Notre préoccupation dans ce domaine est constante. Rappelons que la Commission des droits politiques du Grand Conseil est saisie d’une motion d’EàG « pour une amélioration de la sécurité du vote par correspondance et par internet » qui était inscrite à l’ordre du jour de celle-ci lors de sa séance d’hier soir. Or, selon les informations fournies par le Ministère public, le collaborateur du SVE qui a été interpelé ce matin aurait « lors de plusieurs opérations électorales, détruit ou ajouté des bulletins de vote ». Le procureur général Olivier Jornot a informé le Conseil d’Etat des démarches en cours « afin de lui permettre de prendre toutes les mesures propres à garantir la régularité du processus de vote en cours ».

EàG considère que cette affaire est d’une extrême gravité.

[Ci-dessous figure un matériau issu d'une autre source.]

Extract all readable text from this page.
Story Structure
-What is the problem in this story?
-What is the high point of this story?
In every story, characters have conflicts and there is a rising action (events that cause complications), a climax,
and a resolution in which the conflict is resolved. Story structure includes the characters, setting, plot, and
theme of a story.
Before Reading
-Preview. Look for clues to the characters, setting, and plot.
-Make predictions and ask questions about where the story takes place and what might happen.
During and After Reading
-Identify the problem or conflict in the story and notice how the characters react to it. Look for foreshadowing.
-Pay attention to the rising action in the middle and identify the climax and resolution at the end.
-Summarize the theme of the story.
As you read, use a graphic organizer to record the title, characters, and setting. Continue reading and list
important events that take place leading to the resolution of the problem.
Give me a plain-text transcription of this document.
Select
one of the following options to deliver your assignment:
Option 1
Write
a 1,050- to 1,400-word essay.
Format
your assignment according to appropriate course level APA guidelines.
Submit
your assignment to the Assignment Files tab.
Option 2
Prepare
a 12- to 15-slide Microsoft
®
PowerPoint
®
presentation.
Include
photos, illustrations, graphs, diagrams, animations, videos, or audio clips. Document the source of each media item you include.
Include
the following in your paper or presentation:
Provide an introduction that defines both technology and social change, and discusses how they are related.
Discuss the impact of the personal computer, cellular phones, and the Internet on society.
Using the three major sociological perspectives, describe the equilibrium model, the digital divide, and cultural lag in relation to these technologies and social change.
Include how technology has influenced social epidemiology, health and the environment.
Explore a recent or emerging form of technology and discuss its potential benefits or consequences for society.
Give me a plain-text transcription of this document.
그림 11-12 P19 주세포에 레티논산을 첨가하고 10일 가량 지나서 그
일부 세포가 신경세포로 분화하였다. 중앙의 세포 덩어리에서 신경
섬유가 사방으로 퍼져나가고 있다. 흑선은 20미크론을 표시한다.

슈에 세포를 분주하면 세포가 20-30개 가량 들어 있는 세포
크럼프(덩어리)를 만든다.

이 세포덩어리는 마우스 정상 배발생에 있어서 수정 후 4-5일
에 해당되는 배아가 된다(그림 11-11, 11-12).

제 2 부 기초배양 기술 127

Notre démocratie semi-directe est déjà en effet mise à mal à Genève, à un moment où se déroulent des scrutins dont les enjeux économiques et financiers sont colossaux (RFFA notamment) et où le Conseil d’Etat a pris la responsabilité de « charger la bateau » de la votation au-delà du raisonnable en soumettant au peuple des objets travaillés à la hâte (IN 170 et contre-projet) pour des raisons politiciennes. De plus, le gouvernement a également choisi le 19 mai pour soumettre deux lois contradictoires qu’il a publiées toutes les deux, au sujet de la CPEG, en improvisant en urgence des « règles du jeu » nouvelles pour introduire une question subsidiaire.

La confiance des citoyen-ne-s dans les processus démocratiques pouvait légitimement être déjà ébranlée. La reconstruire après les informations de ce jour nécessite pour le moins une pleine et rapide transparence sur les faits et des mesures énergiques pour garantir la sûreté et l’authenticité de l’expression de la volonté populaire. Nous avons été écartés du Grand Conseil en 2005 ou en 2009 par une fraction de pourcent des voix, la LPol de Pierre Maudet que nous avons combattue par référendum a abouti à quelques dizaines de voix près… La moindre fraude ou le moindre trucage de la volonté du souverain peuvent avoir des conséquences dramatiques!

EàG exige du Conseil d’Etat qu’il rende publiques en continu toutes les informations en sa possession au sujet de cette affaire. Concernant les votations du 19 mai, le gouvernement doit rapidement déterminer si de potentielles fraudes ont pu avoir lieu dans le cadre du vote par correspondance concernant ce scrutin, rendre ses conclusions publiques et prendre les mesures qui s’imposent. EàG a par ailleurs demandé que cette affaire soit abordée aussi vite que possible par la Commission des droits politiques, dans le cadre de travaux sur notre motion sur la sécurité du vote par correspondance et du vote par Internet qui pourra être amendée pour préciser les réponses que le parlement entend voir donner à cette situation.